CREMA Il procuratore, Roberto di Martino, ha aperto un fascicolo e per sapere che cosa abbia accertato l’autorità ecclesiastica, ha chiamato in causa la Santa Sede. Lo ha fatto con una richiesta di rogatoria al Vaticano attraverso il ministero della Giustizia.

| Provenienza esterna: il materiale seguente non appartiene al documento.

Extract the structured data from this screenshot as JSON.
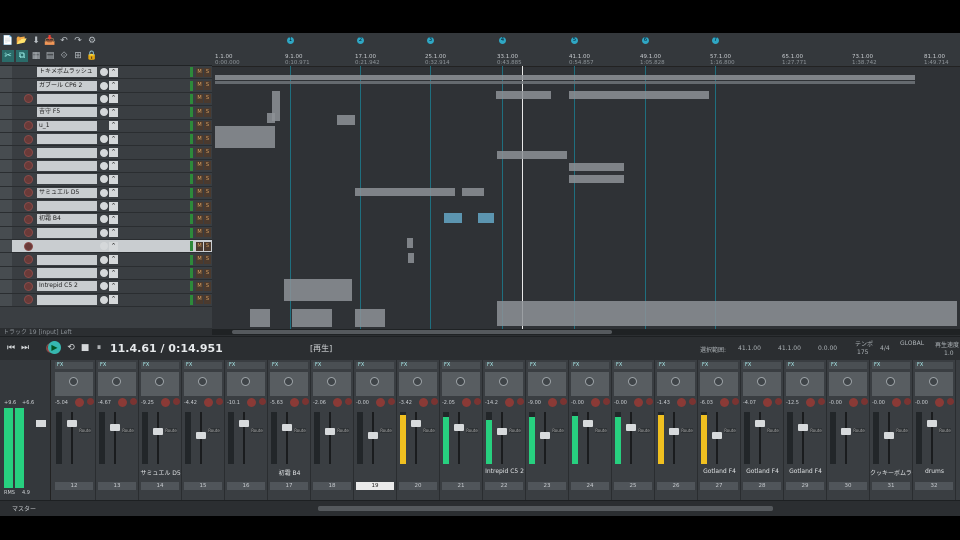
{
  "toolbar": {
    "row1": [
      "📄",
      "📂",
      "⬇",
      "📥",
      "↶",
      "↷",
      "⚙"
    ],
    "row2": [
      "✂",
      "⧉",
      "▦",
      "▤",
      "⟐",
      "⊞",
      "🔒"
    ]
  },
  "tcp": {
    "tracks": [
      {
        "name": "トキメポムラッシュ",
        "rec": false,
        "knob": true
      },
      {
        "name": "ガブール CP6 2",
        "rec": false,
        "knob": true
      },
      {
        "name": "",
        "rec": true,
        "knob": true
      },
      {
        "name": "吉守 F5",
        "rec": false,
        "knob": true
      },
      {
        "name": "u_1",
        "rec": true,
        "knob": false
      },
      {
        "name": "",
        "rec": true,
        "knob": true
      },
      {
        "name": "",
        "rec": true,
        "knob": true
      },
      {
        "name": "",
        "rec": true,
        "knob": true
      },
      {
        "name": "",
        "rec": true,
        "knob": true
      },
      {
        "name": "サミュエル D5",
        "rec": true,
        "knob": true
      },
      {
        "name": "",
        "rec": true,
        "knob": true
      },
      {
        "name": "初霜 B4",
        "rec": true,
        "knob": true
      },
      {
        "name": "",
        "rec": true,
        "knob": true
      },
      {
        "name": "",
        "rec": true,
        "knob": true
      },
      {
        "name": "",
        "rec": true,
        "knob": true
      },
      {
        "name": "",
        "rec": true,
        "knob": true
      },
      {
        "name": "Intrepid C5 2",
        "rec": true,
        "knob": true
      },
      {
        "name": "",
        "rec": true,
        "knob": true
      }
    ],
    "status_text": "トラック 19 [input] Left",
    "mute_label": "M",
    "solo_label": "S"
  },
  "ruler": {
    "markers": [
      "1",
      "2",
      "3",
      "4",
      "5",
      "6",
      "7",
      "8"
    ],
    "ticks": [
      {
        "bar": "1.1.00",
        "time": "0:00.000"
      },
      {
        "bar": "9.1.00",
        "time": "0:10.971"
      },
      {
        "bar": "17.1.00",
        "time": "0:21.942"
      },
      {
        "bar": "25.1.00",
        "time": "0:32.914"
      },
      {
        "bar": "33.1.00",
        "time": "0:43.885"
      },
      {
        "bar": "41.1.00",
        "time": "0:54.857"
      },
      {
        "bar": "49.1.00",
        "time": "1:05.828"
      },
      {
        "bar": "57.1.00",
        "time": "1:16.800"
      },
      {
        "bar": "65.1.00",
        "time": "1:27.771"
      },
      {
        "bar": "73.1.00",
        "time": "1:38.742"
      },
      {
        "bar": "81.1.00",
        "time": "1:49.714"
      }
    ]
  },
  "transport": {
    "position": "11.4.61 / 0:14.951",
    "state": "[再生]",
    "selection_label": "選択範囲:",
    "sel_start": "41.1.00",
    "sel_end": "41.1.00",
    "sel_len": "0.0.00",
    "tempo_label": "テンポ",
    "tempo": "175",
    "timesig": "4/4",
    "rate_label": "再生速度",
    "rate": "1.0",
    "global_label": "GLOBAL"
  },
  "mixer": {
    "master_label": "マスター",
    "master_rms": "RMS",
    "master_val": "4.9",
    "master_top": "+9.6",
    "master_top2": "+6.6",
    "channels": [
      {
        "num": "12",
        "name": "",
        "vol": "-5.04",
        "meter": 0,
        "color": ""
      },
      {
        "num": "13",
        "name": "",
        "vol": "-4.67",
        "meter": 0,
        "color": "",
        "mute": true
      },
      {
        "num": "14",
        "name": "サミュエル D5",
        "vol": "-9.25",
        "meter": 0,
        "color": ""
      },
      {
        "num": "15",
        "name": "",
        "vol": "-4.42",
        "meter": 0,
        "color": ""
      },
      {
        "num": "16",
        "name": "",
        "vol": "-10.1",
        "meter": 0,
        "color": ""
      },
      {
        "num": "17",
        "name": "初霜 B4",
        "vol": "-5.63",
        "meter": 0,
        "color": ""
      },
      {
        "num": "18",
        "name": "",
        "vol": "-2.06",
        "meter": 0,
        "color": ""
      },
      {
        "num": "19",
        "name": "",
        "vol": "-0.00",
        "meter": 0,
        "color": "",
        "sel": true
      },
      {
        "num": "20",
        "name": "",
        "vol": "-3.42",
        "meter": 0.95,
        "color": "#f0c020"
      },
      {
        "num": "21",
        "name": "",
        "vol": "-2.05",
        "meter": 0.9,
        "color": "#27d07f"
      },
      {
        "num": "22",
        "name": "Intrepid C5 2",
        "vol": "-14.2",
        "meter": 0.85,
        "color": "#27d07f"
      },
      {
        "num": "23",
        "name": "",
        "vol": "-9.00",
        "meter": 0.9,
        "color": "#27d07f"
      },
      {
        "num": "24",
        "name": "",
        "vol": "-0.00",
        "meter": 0.92,
        "color": "#27d07f"
      },
      {
        "num": "25",
        "name": "",
        "vol": "-0.00",
        "meter": 0.9,
        "color": "#27d07f"
      },
      {
        "num": "26",
        "name": "",
        "vol": "-1.43",
        "meter": 0.95,
        "color": "#f0c020"
      },
      {
        "num": "27",
        "name": "Gotland F4",
        "vol": "-6.03",
        "meter": 0.95,
        "color": "#f0c020"
      },
      {
        "num": "28",
        "name": "Gotland F4",
        "vol": "-4.07",
        "meter": 0,
        "color": ""
      },
      {
        "num": "29",
        "name": "Gotland F4",
        "vol": "-12.5",
        "meter": 0,
        "color": ""
      },
      {
        "num": "30",
        "name": "",
        "vol": "-0.00",
        "meter": 0,
        "color": ""
      },
      {
        "num": "31",
        "name": "クッキーボムラッシ",
        "vol": "-0.00",
        "meter": 0,
        "color": ""
      },
      {
        "num": "32",
        "name": "drums",
        "vol": "-0.00",
        "meter": 0,
        "color": ""
      }
    ],
    "fx_label": "FX",
    "route_label": "Route"
  }
}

L’indagine su don Inzoli (Il prete in Mercedes), 64 anni, per 15 presidente della Fondazione banco alimentare, onlus assistenziale fondata da don Giussani, qualcuno dice anche confessore di Roberto Formigoni, nasce da due esposti, il primo presentato il 30 giugno scorso in procura da Franco Bordo, deputato di Sel. Un documento di ventotto righe, più tre allegati, con la richiesta finale di accertare se gli elementi emersi «siano meritevoli di approfondimenti investigativi e, qualora dall’esito degli stessi, dovessero emergere ipotesi di reato, che sia esercitata l’azione penale nei confronti di chiunque li abbia commessi o, a qualsiasi titolo, abbia concorso alla loro commissione».

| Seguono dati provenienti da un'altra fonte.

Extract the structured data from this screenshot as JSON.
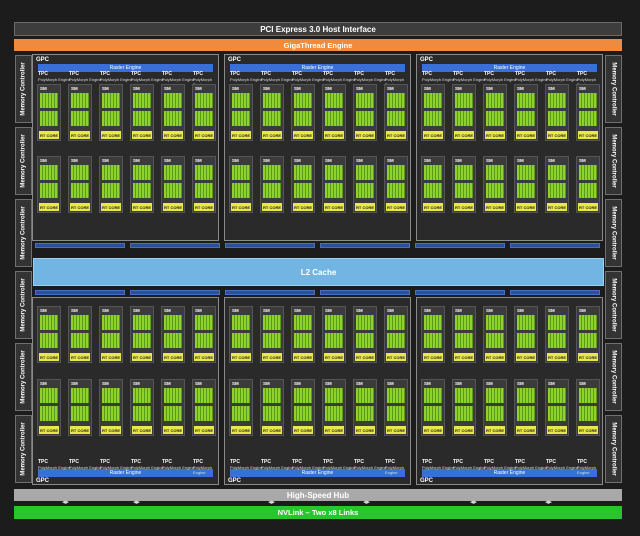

Il secondo invece presentato dalla Rete L’ABUSO il 9 luglio 2014. In questo secondo esposto di tre pagine e ben altre 43 di allegati, la Rete L’ABUSO chiede non solo l’acquisizione del materiale di indagine in possesso dell’autorità ecclesiastica, ma chiede anche che vengano approfondite le eventuali responsabilità omissive da parte dei superiori di Inzoli e della stessa Diocesi di Crema.
Paradossalmente la Rete L’ABUSO fornisce anche un precedente creatosi a Savona che chiama in causa, ironia della sorte, l’attuale vescovo di Cremona, Dante Lafranconi che nel 2012 fu accusato dalla Procura della Repubblica di Savona, di essere stato al corrente delle tendenze pedofile di un suo sacerdote, Nello Giraudo, ma di non aver fatto nulla per impedire che questi continuasse ad abusare dei minori affidati alle cure dello stesso.

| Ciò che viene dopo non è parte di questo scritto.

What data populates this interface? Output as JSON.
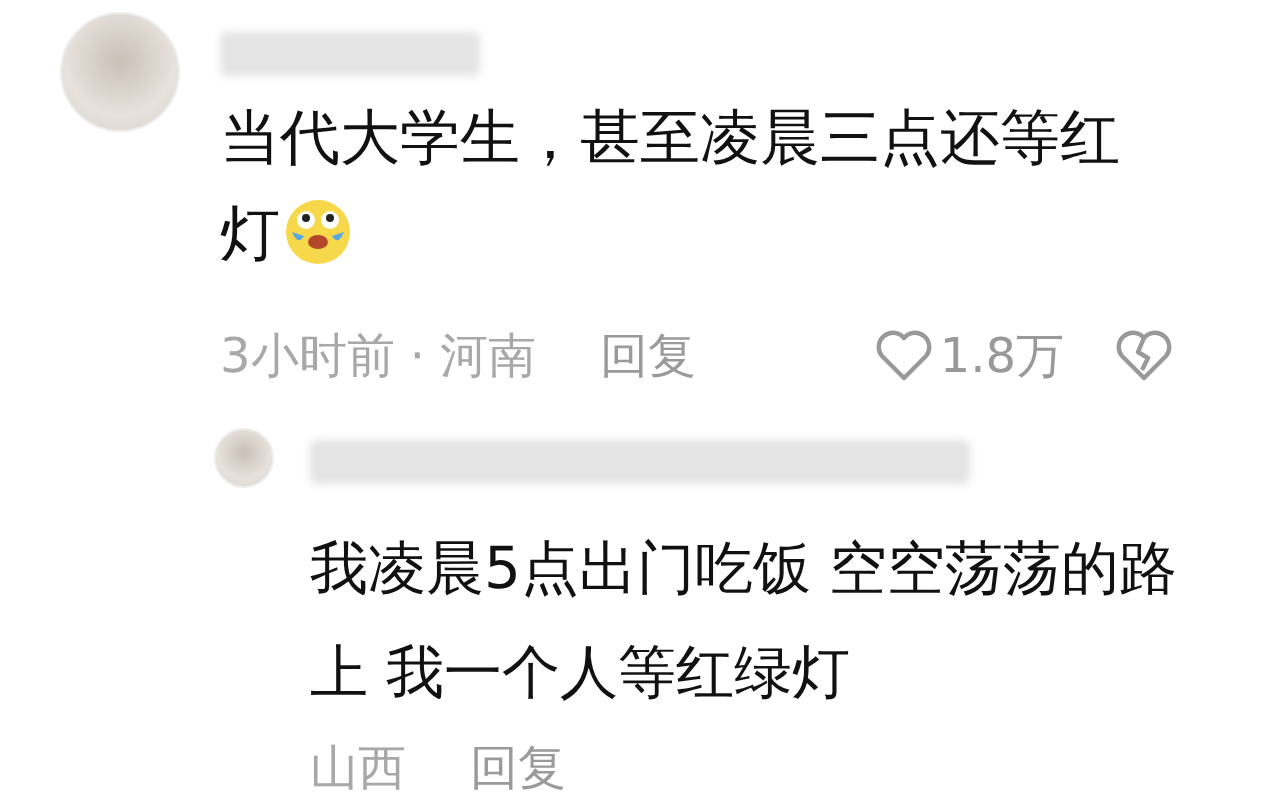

Quella di Inzoli è una vicenda dai contorni molto simili a quella savonese. Attendiamo che la procura di Cremona faccia luce su quanto accaduto e soprattutto ci auguriamo che il Vaticano, viste le continue promesse di Papa Francesco accetti di fornire alle autorità italiane la documentazione richiesta tramite rogatoria.